Minority Leaders Push for Introducing Croatian as Official Language in Vojvodina

ZAGREB, 6 March, 2021 - The Croatian National Council (HNV) leader Jasna Vojnić has sent a proposal to Serbia's President Aleksandar Vučić that the language of the ethnic Croatian minority should be recognised as an official language in the whole territory of the northern province of Vojvodina.

The HNV web portal reported on Friday evening about this initiative launched by the leadership of ethnic Croats in Serbia in response to the plans of the local authorities in the northern Vojvodina city of Subotica to approve the official use of the Bunjevački vernacular spoken by members of a local community who identify themselves as non-Croat Bunjevci.

Under the current law, local government units must grant the official use of an ethnic minority's language and script if that minority accounts for at least 15% of the local population.

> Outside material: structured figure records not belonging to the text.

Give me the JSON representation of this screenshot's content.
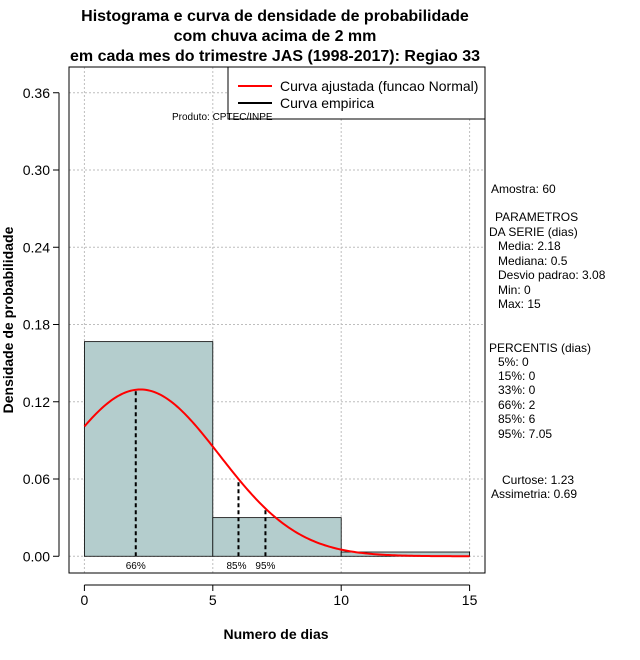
{
  "chart_data": {
    "type": "bar",
    "title_lines": [
      "Histograma e curva de densidade de probabilidade",
      "com chuva acima de 2 mm",
      "em cada mes do trimestre JAS (1998-2017): Regiao 33"
    ],
    "xlabel": "Numero de dias",
    "ylabel": "Densidade de probabilidade",
    "xlim": [
      -0.6,
      15.6
    ],
    "ylim": [
      -0.013,
      0.38
    ],
    "xticks": [
      0,
      5,
      10,
      15
    ],
    "xtick_labels": [
      "0",
      "5",
      "10",
      "15"
    ],
    "yticks": [
      0.0,
      0.06,
      0.12,
      0.18,
      0.24,
      0.3,
      0.36
    ],
    "ytick_labels": [
      "0.00",
      "0.06",
      "0.12",
      "0.18",
      "0.24",
      "0.30",
      "0.36"
    ],
    "grid": true,
    "bins": [
      {
        "start": 0,
        "end": 5,
        "density": 0.1667
      },
      {
        "start": 5,
        "end": 10,
        "density": 0.03
      },
      {
        "start": 10,
        "end": 15,
        "density": 0.0033
      }
    ],
    "fitted_curve": {
      "name": "Curva ajustada (funcao Normal)",
      "color": "#ff0000",
      "distribution": "normal",
      "mean": 2.18,
      "sd": 3.08,
      "x_range": [
        0,
        15
      ]
    },
    "empirical_curve": {
      "name": "Curva empirica",
      "color": "#000000"
    },
    "percentile_markers": [
      {
        "label": "66%",
        "x": 2
      },
      {
        "label": "85%",
        "x": 6
      },
      {
        "label": "95%",
        "x": 7.05
      }
    ],
    "legend_position": "top-right",
    "legend_entries": [
      "Curva ajustada (funcao Normal)",
      "Curva empirica"
    ],
    "source_note": "Produto: CPTEC/INPE"
  },
  "stats": {
    "amostra": "Amostra: 60",
    "parametros_title1": "PARAMETROS",
    "parametros_title2": "DA SERIE (dias)",
    "media": "Media: 2.18",
    "mediana": "Mediana: 0.5",
    "desvio": "Desvio padrao: 3.08",
    "min": "Min: 0",
    "max": "Max: 15",
    "percentis_title": "PERCENTIS (dias)",
    "p5": "5%: 0",
    "p15": "15%: 0",
    "p33": "33%: 0",
    "p66": "66%: 2",
    "p85": "85%: 6",
    "p95": "95%: 7.05",
    "curtose": "Curtose: 1.23",
    "assimetria": "Assimetria: 0.69"
  },
  "colors": {
    "bar_fill": "#b4cdcd",
    "grid": "#bebebe"
  }
}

According to the 2011 census, 13,553 citizens, or 9.57% of Subotica residents, identify themselves as Bunjevci.

Despite the fact that the size of the Bunjevci community did not reach the 15% share in the population requirement and despite the fact that this vernacular does not have a status of a language according to linguistic standards, Subotica Mayor Stevan Bakić of Serbian President Aleksandar Vučić's Serbian Progressive Party (SNS) moved a proposal to amend the city's statute to introduce the Bunjevac dialect and script as an official language.

The HNV leader Vojnić says that being encouraged by this example of such positive discrimination which is applied in the case of the Bunjevci community, the Croatian community "is looking forward to future initiatives of local office-holders to help minorities to exercise similar rights in settlements where ethnic Croats live."

In this context she recalls that in the city of Sombor, Croats make up 8.39% of the local population, and  in the municipalities of Apatin and Bač 10.42% and 8.39% respectively. Therefore, following the precedent of the positive discrimination towards Subotica non-Croat Bunjevci, Vojnić expects Serbia's authorities to apply such positive discrimination rules in the whole of Vojvodina towards ethnic Croats.

Another ethnic Croat leader Tomislav Žigmanov recently warned that the relevant Slavic or comparative linguistics literature does not call the Bunjevac dialect a language.

Croatia's Ambassador to Serbia, Hidajet Biščević, has said in an interview with Hrvatska Riječ that the initiative fort the recognition of the Bunjevci vernacular as an official language is legally unfounded and that it also contains undesirable negative political and social consequences for the interests of the Croat ethnic minority in Serbia.

The diplomat also said that the initiative is contrary to the agreement between Croatia and Serbia on the mutual protection of ethnic minorities.

In the meantime Croatia's Foreign and European Affairs Ministry sent a protest note through its embassy.

"The Bunjevci dialect is not a language. It belongs to the new Stokavian-Ikavian dialect, it is one of the dialects of the Croatian language. The Bunjevci people in Hungary are also a sub-ethnic group who call their language Croatian," Foreign Minister Gordan Grlić Radman said at  news conference last Thursday, explaining the reasons for the protest note.

Around 16,000 Bunjevci who deny their Croatian origins live in the north of the Bačka region. They are represented by the Bunjevci National Council, whose leaders are close to the  Vučić's SNS party.

The remaining majority of the Bunjevci, including the leadership of the Vojvodina Croats, formally identify themselves as Bunjevci Croats.

In the 2011 census, nearly 58,000 people in Serbia identified themselves as Croats.